Quantizing this yields turns the canonical Poisson bracket relation into the canonical commutation relation $[Q, P] = i\hbar$. This also implies that $[E_a, B_b] \neq 0$, which is huge: this means that states of the photon cannot have definite values for both the electric and magnetic fields simultaneously, just as a quantum mechanical particle state cannot have both a definite position and momentum. Now the fields themselves are operators that depend on space and time as parameters, while the states are now vectors in a Hilbert space defined for a given mode $\vec{k}$, which has been chosen in this case as $\vec{k} = k\vec{e}_z$ for some allowed value of $k$. The raising and lowering operators $a$ and $a^{\dagger}$ can be defined in the usual way but with the substitutions $m \rightarrow 1$, $x \rightarrow Q$, and $p \rightarrow P$. The Hamiltonian then becomes $H = \hbar\omega \cdot \left(a^{\dagger} a + \frac{1}{2} \right)$, where again $\omega = c|\vec{k}|$ for the given mode $\vec{k}$. This means that eigenstates of the Hamiltonian are the usual $|n\rangle$, where $n$ specifies the number of photons which have mode $\vec{k}$ and therefore frequency $\omega$; this is in contrast to the single particle harmonic oscillator eigenstate $|n\rangle$ which specifies that there is only one particle and it has energy $E_n = \hbar \omega \cdot \left(n + \frac{1}{2} \right)$. This makes sense on two counts: for one, photons are bosons, so multiple photons should be able to occupy the same mode, and for another, each photon carries energy $\hbar\omega$, so adding a photon to a mode should increase the energy of the system by a unit of the energy of that mode, and indeed it does. Also note that these number eigenstates are not eigenstates of either the electric or the magnetic fields, just as normal particle harmonic oscillator eigenstates are not eigenstates of either position or momentum. (As an aside, the reason why lasers are called coherent is because they are composed of light in coherent states of a given mode satisfying $a|\alpha\rangle = \alpha \cdot |\alpha\rangle$ where $\alpha \in \mathbb{C}$. These, as opposed to energy/number eigenstates, are physically realizable.)
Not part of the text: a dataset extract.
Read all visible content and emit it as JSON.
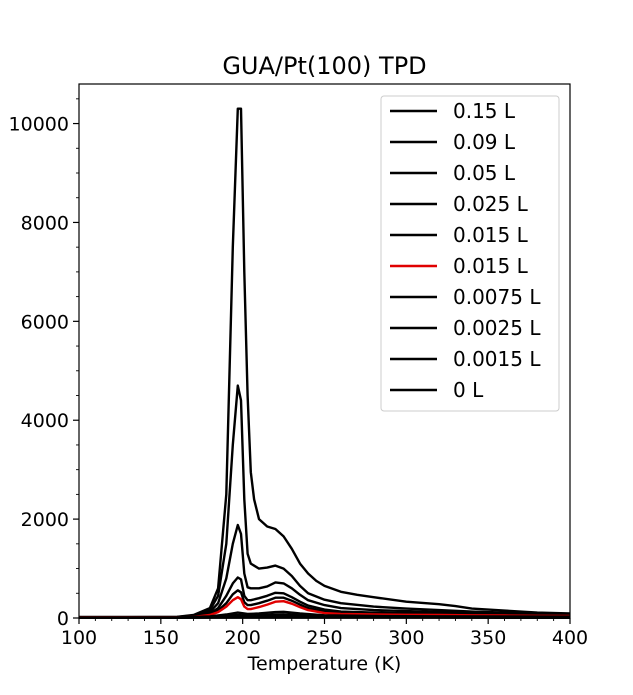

So what does this have to do with quantum fluctuations in a cavity? Well, if you notice, just as with the usual quantum harmonic oscillator, this Hamiltonian has a ground state energy above the minimum of the potential given by $\frac{1}{2} \hbar\omega$ for a given mode; this corresponds to having no photons in that mode. Hence, even an electrodynamic vacuum has a nonzero ground state energy. Equally important is the fact that while the mean fields $\langle 0|\vec{E}|0\rangle = \langle 0|\vec{B}|0\rangle = \vec{0}$, the field fluctuations $\langle 0|\vec{E}^2|0\rangle \neq 0$ and $\langle 0|\vec{B}^2|0 \rangle \neq 0$; thus, the electromagnetic fields fluctuate with some nonzero variance even in the absence of photons. This relieves the confusion I was having earlier about why any analysis of the Casimir effect assumes the presence of an electromagnetic field in a cavity by way of nonzero fluctuations even when no photons are present. Just to tie up the loose ends, because the Casimir effect is introduced as having the electromagnetic field in a cavity, the allowed modes are standing waves with wavevectors given by $\vec{k} = k_x \vec{e}_x + k_y \vec{e}_y + \frac{\pi n_z}{l} \vec{e}_z$ where $n_z \in \mathbb{Z}$, assuming that the cavity bounds the fields along $\vec{e}_z$ but the other directions are left unspecified. This means that each different value of $\vec{k}$ specifies a different harmonic oscillator, and each of those different harmonic oscillators is in the ground state in the absence of photons. You'll be hearing more about this in the near future, but for now, thinking through this helped me clear up my basic misunderstandings, and I hope anyone else who was having the same misunderstandings feels more comfortable with this now.